Franco Rasetti

Franco Rasetti

Franco Dino Rasetti (August 10, 1901 – December 5, 2001) was an Italian scientist. Together with Enrico Fermi, he discovered key processes leading to nuclear fission. Rasetti refused to work on the Manhattan Project, however, on moral grounds.

Rasetti was born in Castiglione del Lago, Italy. He earned a doctorate in physics at the University of Pisa in 1923, and Fermi invited him to join his research group at the University of Rome.

In 1928-1929 during a stay at the California Institute of Technology (Caltech), he carried out experiments on the Raman effect. He measured a spectrum of dinitrogen in 1929 which provided the first experimental evidence that the atomic nucleus is not composed of protons and electrons, as was incorrectly believed at the time.

In 1930, he was appointed to the chair in spectroscopy at the Sapienza University of Rome in the famous Physics Institute in Via Panisperna. His colleagues included Oscar D'Agostino, Emilio Segrè, Edoardo Amaldi, Ettore Majorana and Enrico Fermi, as well as the director Orso Mario Corbino. Rasetti remained in this post until 1938.

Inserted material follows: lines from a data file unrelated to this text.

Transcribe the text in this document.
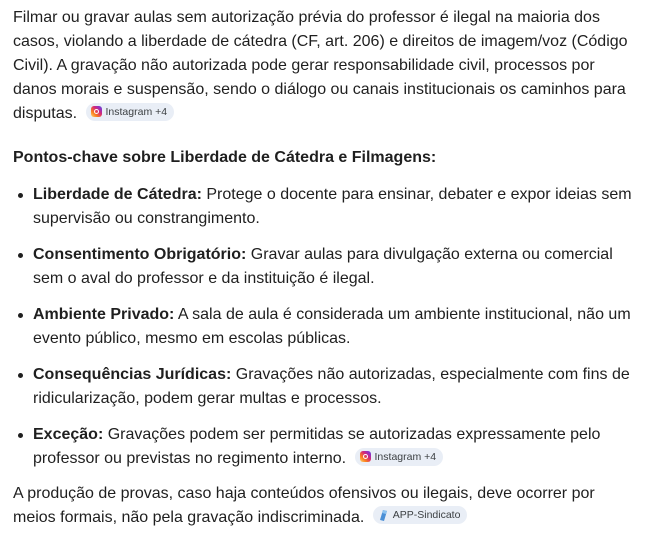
Filmar ou gravar aulas sem autorização prévia do professor é ilegal na maioria dos casos, violando a liberdade de cátedra (CF, art. 206) e direitos de imagem/voz (Código Civil). A gravação não autorizada pode gerar responsabilidade civil, processos por danos morais e suspensão, sendo o diálogo ou canais institucionais os caminhos para disputas.	Instagram +4

Pontos-chave sobre Liberdade de Cátedra e Filmagens:

Liberdade de Cátedra: Protege o docente para ensinar, debater e expor ideias sem supervisão ou constrangimento.
Consentimento Obrigatório: Gravar aulas para divulgação externa ou comercial sem o aval do professor e da instituição é ilegal.
Ambiente Privado: A sala de aula é considerada um ambiente institucional, não um evento público, mesmo em escolas públicas.
Consequências Jurídicas: Gravações não autorizadas, especialmente com fins de ridicularização, podem gerar multas e processos.
Exceção: Gravações podem ser permitidas se autorizadas expressamente pelo professor ou previstas no regimento interno.	Instagram +4

A produção de provas, caso haja conteúdos ofensivos ou ilegais, deve ocorrer por meios formais, não pela gravação indiscriminada.	APP-Sindicato
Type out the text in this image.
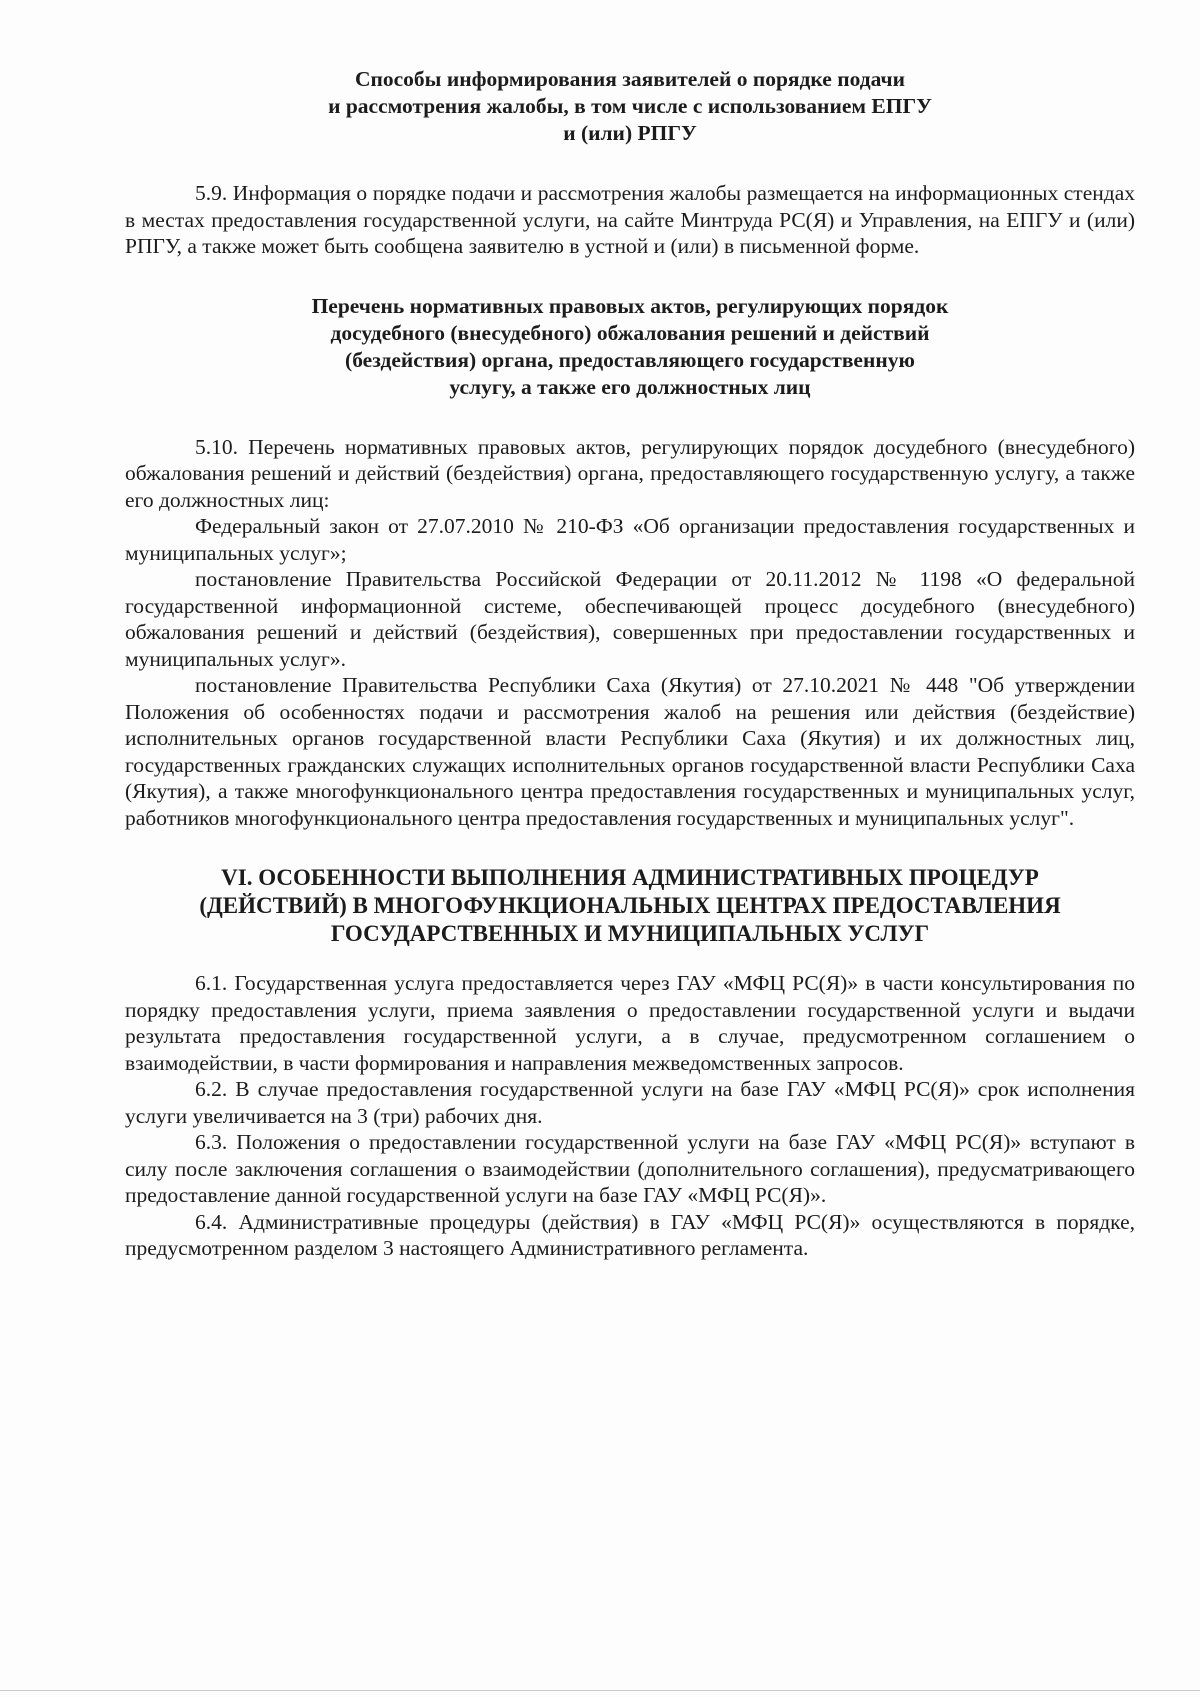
Способы информирования заявителей о порядке подачи
и рассмотрения жалобы, в том числе с использованием ЕПГУ
и (или) РПГУ

5.9. Информация о порядке подачи и рассмотрения жалобы размещается на информационных стендах в местах предоставления государственной услуги, на сайте Минтруда РС(Я) и Управления, на ЕПГУ и (или) РПГУ, а также может быть сообщена заявителю в устной и (или) в письменной форме.

Перечень нормативных правовых актов, регулирующих порядок
досудебного (внесудебного) обжалования решений и действий
(бездействия) органа, предоставляющего государственную
услугу, а также его должностных лиц

5.10. Перечень нормативных правовых актов, регулирующих порядок досудебного (внесудебного) обжалования решений и действий (бездействия) органа, предоставляющего государственную услугу, а также его должностных лиц:

Федеральный закон от 27.07.2010 № 210-ФЗ «Об организации предоставления государственных и муниципальных услуг»;

постановление Правительства Российской Федерации от 20.11.2012 № 1198 «О федеральной государственной информационной системе, обеспечивающей процесс досудебного (внесудебного) обжалования решений и действий (бездействия), совершенных при предоставлении государственных и муниципальных услуг».

постановление Правительства Республики Саха (Якутия) от 27.10.2021 № 448 "Об утверждении Положения об особенностях подачи и рассмотрения жалоб на решения или действия (бездействие) исполнительных органов государственной власти Республики Саха (Якутия) и их должностных лиц, государственных гражданских служащих исполнительных органов государственной власти Республики Саха (Якутия), а также многофункционального центра предоставления государственных и муниципальных услуг, работников многофункционального центра предоставления государственных и муниципальных услуг".

VI. ОСОБЕННОСТИ ВЫПОЛНЕНИЯ АДМИНИСТРАТИВНЫХ ПРОЦЕДУР
(ДЕЙСТВИЙ) В МНОГОФУНКЦИОНАЛЬНЫХ ЦЕНТРАХ ПРЕДОСТАВЛЕНИЯ
ГОСУДАРСТВЕННЫХ И МУНИЦИПАЛЬНЫХ УСЛУГ

6.1. Государственная услуга предоставляется через ГАУ «МФЦ РС(Я)» в части консультирования по порядку предоставления услуги, приема заявления о предоставлении государственной услуги и выдачи результата предоставления государственной услуги, а в случае, предусмотренном соглашением о взаимодействии, в части формирования и направления межведомственных запросов.

6.2. В случае предоставления государственной услуги на базе ГАУ «МФЦ РС(Я)» срок исполнения услуги увеличивается на 3 (три) рабочих дня.

6.3. Положения о предоставлении государственной услуги на базе ГАУ «МФЦ РС(Я)» вступают в силу после заключения соглашения о взаимодействии (дополнительного соглашения), предусматривающего предоставление данной государственной услуги на базе ГАУ «МФЦ РС(Я)».

6.4. Административные процедуры (действия) в ГАУ «МФЦ РС(Я)» осуществляются в порядке, предусмотренном разделом 3 настоящего Административного регламента.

Rasetti was one of Fermi's main colloaborators in the study of neutrons and neutron-induced radioactivity. In 1934, he participated in the discovery of the artificial radioactivity of fluorine and aluminium which would be critical in the development of the atomic bomb.

In 1939 the advance of fascism and the deteriorating Italian political situation led him to leave Italy, following the example of his colleagues Fermi, Segré and Bruno Pontecorvo. With Fermi he had discovered the key to nuclear fission, but contrary to many of his colleagues, he refused for moral reasons to work on the Manhattan project.

From 1939 to 1947, he taught at Laval University in Quebec City (Canada), where he was founding chairman of the physics department.

In 1947, he moved to the United States where he became a naturalized citizen in 1952. Until 1967, he held a chair in physics at Johns Hopkins University in Baltimore.

After 1960, he was more and more interested in natural sciences. He became an expert on trilobite fossils and on wildflowers in the Alps. He died in Waremme, Belgium at the age of 100. The Nature obituary noted that Rasetti was one of the most prolific generalists whose work and writing are noted for the elegance, simplicity and beauty.